No Bike Thieves in Copenhagen, it Seems. They're Testing Painted-On Bike Parkings!
Photo: Mikael at Copenhagenize
But Would it Work Anywhere Else?
We love Copenhagen (and Copenhagen seems to like TreeHugger too...). They're doing a lot of things right, especially when it comes to encouraging cycling. They even go as far as to build "bicycle superhighways"! Via our friend Mikael at Copenhagenize, we learn that the city's Bicycle Office is now testing "rack-less bike parkings". It seems like it might work in Copenhagen, but would it work anywhere else?
In Danish the text reads "Place your bicycle here". Photo: Mikael at Copenhagenize
Well, that's not exactly right. These types of bike parkings can works elsewhere: The city of Amsterdam has apparently been using them with success, and they seems to also be used in Osaka, Japan.
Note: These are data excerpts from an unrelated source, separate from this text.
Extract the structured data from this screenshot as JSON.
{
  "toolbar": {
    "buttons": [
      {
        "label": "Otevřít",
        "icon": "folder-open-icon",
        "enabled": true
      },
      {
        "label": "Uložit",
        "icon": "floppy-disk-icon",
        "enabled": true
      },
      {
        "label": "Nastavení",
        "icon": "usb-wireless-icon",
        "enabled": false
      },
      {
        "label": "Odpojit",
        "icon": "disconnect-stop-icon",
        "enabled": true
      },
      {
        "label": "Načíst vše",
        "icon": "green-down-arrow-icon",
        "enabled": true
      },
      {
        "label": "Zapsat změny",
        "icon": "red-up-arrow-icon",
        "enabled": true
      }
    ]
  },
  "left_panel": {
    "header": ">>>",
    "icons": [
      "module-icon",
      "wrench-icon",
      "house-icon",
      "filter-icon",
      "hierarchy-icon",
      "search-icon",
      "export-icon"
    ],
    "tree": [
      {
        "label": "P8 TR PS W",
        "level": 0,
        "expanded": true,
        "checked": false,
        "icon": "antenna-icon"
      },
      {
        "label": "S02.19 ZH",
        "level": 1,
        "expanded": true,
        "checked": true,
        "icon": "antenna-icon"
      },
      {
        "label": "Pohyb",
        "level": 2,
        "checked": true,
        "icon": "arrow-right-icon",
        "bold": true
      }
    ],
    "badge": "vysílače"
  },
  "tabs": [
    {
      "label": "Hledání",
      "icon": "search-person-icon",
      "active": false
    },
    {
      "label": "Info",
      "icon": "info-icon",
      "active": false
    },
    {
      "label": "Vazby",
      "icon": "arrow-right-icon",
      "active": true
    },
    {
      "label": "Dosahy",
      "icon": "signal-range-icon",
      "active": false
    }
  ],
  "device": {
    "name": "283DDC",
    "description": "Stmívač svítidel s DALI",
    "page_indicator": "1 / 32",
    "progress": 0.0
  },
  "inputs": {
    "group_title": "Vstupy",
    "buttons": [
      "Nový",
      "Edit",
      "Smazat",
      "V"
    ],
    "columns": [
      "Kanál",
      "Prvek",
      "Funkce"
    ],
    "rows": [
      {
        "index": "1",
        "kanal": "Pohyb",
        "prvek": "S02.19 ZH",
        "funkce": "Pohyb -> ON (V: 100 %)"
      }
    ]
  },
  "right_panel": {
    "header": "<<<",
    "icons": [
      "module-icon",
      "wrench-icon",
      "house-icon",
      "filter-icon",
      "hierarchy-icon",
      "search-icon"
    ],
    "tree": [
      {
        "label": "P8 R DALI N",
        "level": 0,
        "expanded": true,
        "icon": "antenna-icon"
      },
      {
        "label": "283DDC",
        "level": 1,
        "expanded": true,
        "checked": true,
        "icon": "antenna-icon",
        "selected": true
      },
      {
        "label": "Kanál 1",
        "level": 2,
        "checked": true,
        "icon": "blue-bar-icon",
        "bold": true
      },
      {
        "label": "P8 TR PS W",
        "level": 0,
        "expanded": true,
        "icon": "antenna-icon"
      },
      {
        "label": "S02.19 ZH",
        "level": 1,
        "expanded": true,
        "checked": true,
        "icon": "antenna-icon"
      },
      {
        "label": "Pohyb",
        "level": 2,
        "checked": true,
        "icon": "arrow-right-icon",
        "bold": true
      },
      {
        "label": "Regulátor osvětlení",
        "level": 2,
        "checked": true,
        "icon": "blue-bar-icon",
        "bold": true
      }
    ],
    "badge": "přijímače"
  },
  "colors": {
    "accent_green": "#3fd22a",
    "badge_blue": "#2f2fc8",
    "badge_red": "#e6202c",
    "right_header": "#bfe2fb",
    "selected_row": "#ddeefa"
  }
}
But would it work anywhere in North-America? Or even in less bike-friendly countries in Europe or Asia?
I suppose you need to reach a pretty high density of bikes before bike thieves just aren't attracted by bikes anymore (or is it a cultural thing?). Or maybe it's just that the number of bike thieves doesn't go up with the number of bikes, so that there's about as many bikes stolen, but the chances of having your bike stolen are very low (safety in numbers)... A commenter on Copenhagenize said:
"I don't understand - are the bikes locked? Or are there no bicycle thieves in Denmark..?"
To which another replied:
"The bikes have a simple lock on the rear stay, that goes through the rear wheel, so it can't turn.
The bike can still be picked up and moved, of course.
You can use a bigger lock, and lock it to something, but it's not really worth your time. If you take into a account how unlikely it is that your bike is stolen, then any lock that takes more than three seconds to lock, is just too unwieldy."
In any case, I'm happy to see Copenhagen trying to make the city even more bike-friendly than it already is. This particular idea might not work, but the important thing is to keep trying, something that urban planners and politicians are afraid to do in too many places.